2- Le restaurant Durand, à Paris.

3- Les parents de Marcel Proust avaient quitté Paris pour Évian le 12 août 1902.

4- Alfred de Musset, Premières Poésies, « Don Paez », II (« Amour, fléau du monde, exécrable folie, / Toi qu’un lien si frêle à la volupté lie, / Quand par tant d’autres nœuds tu tiens à la douleur [...] »).
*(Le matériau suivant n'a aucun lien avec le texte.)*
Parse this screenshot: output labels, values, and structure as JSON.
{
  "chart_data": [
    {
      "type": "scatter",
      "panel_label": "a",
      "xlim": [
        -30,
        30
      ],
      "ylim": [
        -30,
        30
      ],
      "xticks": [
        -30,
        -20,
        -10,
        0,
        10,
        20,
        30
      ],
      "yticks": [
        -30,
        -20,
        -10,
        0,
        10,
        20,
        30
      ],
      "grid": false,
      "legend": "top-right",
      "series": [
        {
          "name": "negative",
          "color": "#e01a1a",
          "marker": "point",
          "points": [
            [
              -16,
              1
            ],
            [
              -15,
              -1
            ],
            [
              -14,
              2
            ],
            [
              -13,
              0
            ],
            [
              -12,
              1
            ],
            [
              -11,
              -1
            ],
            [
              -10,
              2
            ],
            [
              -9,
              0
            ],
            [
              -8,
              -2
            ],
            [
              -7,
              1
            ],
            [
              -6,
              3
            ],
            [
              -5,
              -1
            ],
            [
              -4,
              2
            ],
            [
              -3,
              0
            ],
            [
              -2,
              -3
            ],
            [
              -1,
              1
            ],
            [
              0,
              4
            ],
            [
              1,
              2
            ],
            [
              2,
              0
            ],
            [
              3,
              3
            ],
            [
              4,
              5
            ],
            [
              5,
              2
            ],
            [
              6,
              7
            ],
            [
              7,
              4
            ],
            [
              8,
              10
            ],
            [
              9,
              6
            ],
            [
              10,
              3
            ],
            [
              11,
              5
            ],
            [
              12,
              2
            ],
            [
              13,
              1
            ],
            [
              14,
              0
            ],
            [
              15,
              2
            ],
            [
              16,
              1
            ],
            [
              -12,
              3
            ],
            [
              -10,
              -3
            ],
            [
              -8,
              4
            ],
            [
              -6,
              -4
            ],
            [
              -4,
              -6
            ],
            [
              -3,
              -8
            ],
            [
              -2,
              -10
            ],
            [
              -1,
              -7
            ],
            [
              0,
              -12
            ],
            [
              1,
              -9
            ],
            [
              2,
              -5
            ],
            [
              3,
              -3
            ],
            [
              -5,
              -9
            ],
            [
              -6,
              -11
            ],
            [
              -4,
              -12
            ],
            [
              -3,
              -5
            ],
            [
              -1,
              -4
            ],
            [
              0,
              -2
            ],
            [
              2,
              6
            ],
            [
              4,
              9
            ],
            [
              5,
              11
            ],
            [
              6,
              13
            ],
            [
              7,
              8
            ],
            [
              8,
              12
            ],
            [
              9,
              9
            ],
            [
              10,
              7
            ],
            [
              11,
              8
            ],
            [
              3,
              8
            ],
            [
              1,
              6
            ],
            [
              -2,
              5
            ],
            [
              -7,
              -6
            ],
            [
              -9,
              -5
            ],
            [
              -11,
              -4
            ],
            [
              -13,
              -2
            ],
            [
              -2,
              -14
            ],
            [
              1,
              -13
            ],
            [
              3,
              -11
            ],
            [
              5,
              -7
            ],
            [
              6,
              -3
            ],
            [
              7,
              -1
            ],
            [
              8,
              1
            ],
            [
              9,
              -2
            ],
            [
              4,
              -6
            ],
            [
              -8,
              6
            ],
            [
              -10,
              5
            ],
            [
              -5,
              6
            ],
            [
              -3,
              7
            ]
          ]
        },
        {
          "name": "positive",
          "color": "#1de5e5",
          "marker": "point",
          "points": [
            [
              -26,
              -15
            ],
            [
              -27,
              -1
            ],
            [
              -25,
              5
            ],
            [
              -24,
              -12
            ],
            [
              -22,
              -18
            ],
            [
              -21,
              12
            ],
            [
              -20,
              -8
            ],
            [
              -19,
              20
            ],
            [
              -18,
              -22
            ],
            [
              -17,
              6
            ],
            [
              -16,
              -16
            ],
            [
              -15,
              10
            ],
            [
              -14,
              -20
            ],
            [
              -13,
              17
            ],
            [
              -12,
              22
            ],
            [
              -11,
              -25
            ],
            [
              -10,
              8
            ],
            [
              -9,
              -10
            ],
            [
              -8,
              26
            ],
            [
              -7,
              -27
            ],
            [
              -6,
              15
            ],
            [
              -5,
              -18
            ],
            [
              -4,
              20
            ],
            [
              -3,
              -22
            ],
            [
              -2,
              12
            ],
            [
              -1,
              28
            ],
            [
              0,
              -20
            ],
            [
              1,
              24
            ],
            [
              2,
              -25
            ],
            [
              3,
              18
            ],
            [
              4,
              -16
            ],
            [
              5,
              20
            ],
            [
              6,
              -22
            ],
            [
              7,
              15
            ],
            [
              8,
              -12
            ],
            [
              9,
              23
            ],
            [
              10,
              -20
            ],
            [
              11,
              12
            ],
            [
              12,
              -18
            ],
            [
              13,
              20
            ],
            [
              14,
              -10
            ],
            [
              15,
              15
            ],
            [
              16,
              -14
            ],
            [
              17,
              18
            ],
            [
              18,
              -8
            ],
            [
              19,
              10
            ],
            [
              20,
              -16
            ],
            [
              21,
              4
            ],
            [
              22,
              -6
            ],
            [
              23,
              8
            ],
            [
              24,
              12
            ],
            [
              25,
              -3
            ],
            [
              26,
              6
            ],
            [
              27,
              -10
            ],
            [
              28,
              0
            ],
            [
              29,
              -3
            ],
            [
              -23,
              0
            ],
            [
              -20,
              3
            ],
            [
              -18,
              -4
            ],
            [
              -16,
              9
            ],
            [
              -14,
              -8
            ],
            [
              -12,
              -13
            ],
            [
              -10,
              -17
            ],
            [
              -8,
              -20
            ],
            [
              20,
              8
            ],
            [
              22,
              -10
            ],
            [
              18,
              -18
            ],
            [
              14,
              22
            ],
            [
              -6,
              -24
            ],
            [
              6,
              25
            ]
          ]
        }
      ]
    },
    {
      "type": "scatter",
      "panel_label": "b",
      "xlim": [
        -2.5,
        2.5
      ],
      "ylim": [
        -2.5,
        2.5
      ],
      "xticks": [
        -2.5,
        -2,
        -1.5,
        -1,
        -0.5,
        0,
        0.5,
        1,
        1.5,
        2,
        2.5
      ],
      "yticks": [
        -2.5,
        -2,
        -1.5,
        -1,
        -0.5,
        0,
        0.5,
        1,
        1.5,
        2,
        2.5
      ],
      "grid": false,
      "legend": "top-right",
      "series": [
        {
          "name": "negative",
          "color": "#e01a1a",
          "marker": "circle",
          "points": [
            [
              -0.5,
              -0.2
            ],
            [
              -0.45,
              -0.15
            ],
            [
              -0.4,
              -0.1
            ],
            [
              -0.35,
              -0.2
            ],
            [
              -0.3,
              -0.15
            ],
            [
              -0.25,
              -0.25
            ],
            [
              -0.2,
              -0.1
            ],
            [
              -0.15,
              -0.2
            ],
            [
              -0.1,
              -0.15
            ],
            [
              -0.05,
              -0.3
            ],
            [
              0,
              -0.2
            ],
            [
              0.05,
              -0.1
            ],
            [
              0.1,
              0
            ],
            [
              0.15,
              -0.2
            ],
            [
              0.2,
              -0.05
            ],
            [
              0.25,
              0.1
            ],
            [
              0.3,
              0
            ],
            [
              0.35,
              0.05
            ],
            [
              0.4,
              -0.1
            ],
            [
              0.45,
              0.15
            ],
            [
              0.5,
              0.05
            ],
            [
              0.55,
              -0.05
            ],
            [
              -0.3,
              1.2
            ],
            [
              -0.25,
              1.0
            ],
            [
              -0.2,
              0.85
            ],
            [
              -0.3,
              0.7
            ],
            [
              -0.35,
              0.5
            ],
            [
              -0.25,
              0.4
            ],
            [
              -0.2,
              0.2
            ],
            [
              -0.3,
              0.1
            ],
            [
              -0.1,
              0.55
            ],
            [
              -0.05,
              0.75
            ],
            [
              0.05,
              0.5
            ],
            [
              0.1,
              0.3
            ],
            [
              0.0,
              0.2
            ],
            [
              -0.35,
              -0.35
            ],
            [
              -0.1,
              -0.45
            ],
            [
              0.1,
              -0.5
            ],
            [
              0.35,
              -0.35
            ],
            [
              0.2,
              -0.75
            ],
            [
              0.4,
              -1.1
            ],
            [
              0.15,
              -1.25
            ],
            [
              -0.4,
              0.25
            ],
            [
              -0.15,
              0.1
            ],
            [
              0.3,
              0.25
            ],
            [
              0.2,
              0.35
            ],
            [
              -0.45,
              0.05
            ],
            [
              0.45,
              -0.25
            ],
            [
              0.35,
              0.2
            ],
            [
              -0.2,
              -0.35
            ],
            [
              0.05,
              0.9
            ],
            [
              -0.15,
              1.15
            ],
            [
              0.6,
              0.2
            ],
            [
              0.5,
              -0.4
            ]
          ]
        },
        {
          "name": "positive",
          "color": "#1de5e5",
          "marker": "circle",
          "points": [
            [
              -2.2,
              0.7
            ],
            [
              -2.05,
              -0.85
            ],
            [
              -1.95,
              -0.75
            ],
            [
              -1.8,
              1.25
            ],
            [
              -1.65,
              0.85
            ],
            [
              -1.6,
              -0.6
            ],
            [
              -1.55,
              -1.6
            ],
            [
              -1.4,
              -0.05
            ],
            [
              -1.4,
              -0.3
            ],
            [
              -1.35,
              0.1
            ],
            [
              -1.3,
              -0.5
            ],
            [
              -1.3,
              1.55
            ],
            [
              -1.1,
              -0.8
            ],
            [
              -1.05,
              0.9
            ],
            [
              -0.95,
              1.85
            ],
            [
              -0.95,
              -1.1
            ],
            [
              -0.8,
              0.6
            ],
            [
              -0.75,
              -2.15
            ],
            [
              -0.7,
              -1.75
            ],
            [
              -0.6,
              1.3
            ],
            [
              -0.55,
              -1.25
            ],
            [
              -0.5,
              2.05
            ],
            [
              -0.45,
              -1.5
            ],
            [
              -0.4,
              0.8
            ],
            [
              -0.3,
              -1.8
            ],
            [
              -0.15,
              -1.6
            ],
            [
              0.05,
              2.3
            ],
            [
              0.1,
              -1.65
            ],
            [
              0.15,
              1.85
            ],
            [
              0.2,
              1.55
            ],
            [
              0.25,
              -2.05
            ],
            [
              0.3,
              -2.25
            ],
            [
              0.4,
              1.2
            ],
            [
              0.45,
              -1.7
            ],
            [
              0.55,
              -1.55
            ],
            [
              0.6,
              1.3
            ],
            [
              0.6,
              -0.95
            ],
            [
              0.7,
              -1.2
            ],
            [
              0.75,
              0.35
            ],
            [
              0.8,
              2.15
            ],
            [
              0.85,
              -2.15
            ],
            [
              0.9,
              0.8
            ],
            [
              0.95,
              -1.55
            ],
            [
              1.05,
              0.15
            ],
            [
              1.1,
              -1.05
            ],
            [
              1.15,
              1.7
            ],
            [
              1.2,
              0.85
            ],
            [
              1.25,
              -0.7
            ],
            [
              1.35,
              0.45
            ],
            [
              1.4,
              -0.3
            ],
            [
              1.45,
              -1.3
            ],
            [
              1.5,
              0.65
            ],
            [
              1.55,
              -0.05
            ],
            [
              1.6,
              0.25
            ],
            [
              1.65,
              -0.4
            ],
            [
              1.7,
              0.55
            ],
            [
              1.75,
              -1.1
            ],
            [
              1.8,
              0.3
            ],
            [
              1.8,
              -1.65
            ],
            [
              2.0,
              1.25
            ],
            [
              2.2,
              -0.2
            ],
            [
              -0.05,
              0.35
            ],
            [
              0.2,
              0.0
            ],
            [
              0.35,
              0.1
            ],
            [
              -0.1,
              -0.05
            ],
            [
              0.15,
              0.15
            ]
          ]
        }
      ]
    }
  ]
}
5- E. Rabaya, membre de la rédaction du Figaro.

6- Domestique des Proust.

7- La fin de la lettre manque dans Mère et Kolb.

à Antoine Bibesco

Lundi [3 novembre 1902]1

Mon petit Antoine,

 

Quand je pense que tu ne me permettais même pas de te parler de ce que je ne savais pas encore tes inquiétudes, j’ai peur que tu ne jettes avec colère une lettre de moi en ce moment2. Je sais bien que moi, comme tous ceux qui ont peu connu ta mère, qui ne peuvent rien te rappeler d’elle, sont devenus pour toi des étrangers. Mais tout de même, permets-moi, sans troubler un instant ta douleur, de te dire à quel point j’en suis possédé. Si tu savais depuis ce matin combien de fois j’ai refait, mon pauvre petit, ton voyage, le moment où tu as appris tout, ton arrivée trop tard et tout ce qui a pu suivre. J’ai peur de la violence de ton chagrin, je voudrais pouvoir être près de toi sans que tu le saches ; cela me rendrait bien malheureux de te voir ainsi, mais peut-être moins que de ne rien savoir, de trembler à tout moment, de me dire à chaque minute qu’en ce moment même tu as un sanglot à te briser. Ma tendresse pour maman, mon admiration pour ta mère, ma tendresse pour toi, tout cela s’unit pour me faire ressentir ta souffrance à un point que je ne croyais pas qu’on pouvait souffrir du malheur d’un autre, même quand cet autre était devenu un peu vous-même, tant on avait pris l’habitude d’en faire la plus grande partie de son bonheur, qui se trouve détruit en même temps que le sien. Quand je pense que tes pauvres yeux, tes pauvres joues, tout ce que j’aime tant parce que ta pensée et ton sentiment y habitent, s’y expriment, y vont et viennent sans cesse, pas en ce moment, seront si longtemps, seront toujours remplis de chagrin, et maintenant pleins de larmes. Cela me fait mal physiquement de t’imaginer ainsi. Je t’écrirai, je ne t’écrirai pas. Je te parlerai de ta peine, je ne t’en parlerai pas, je ferai ce que tu voudras. Je ne te demande pas d’avoir de l’affection pour moi.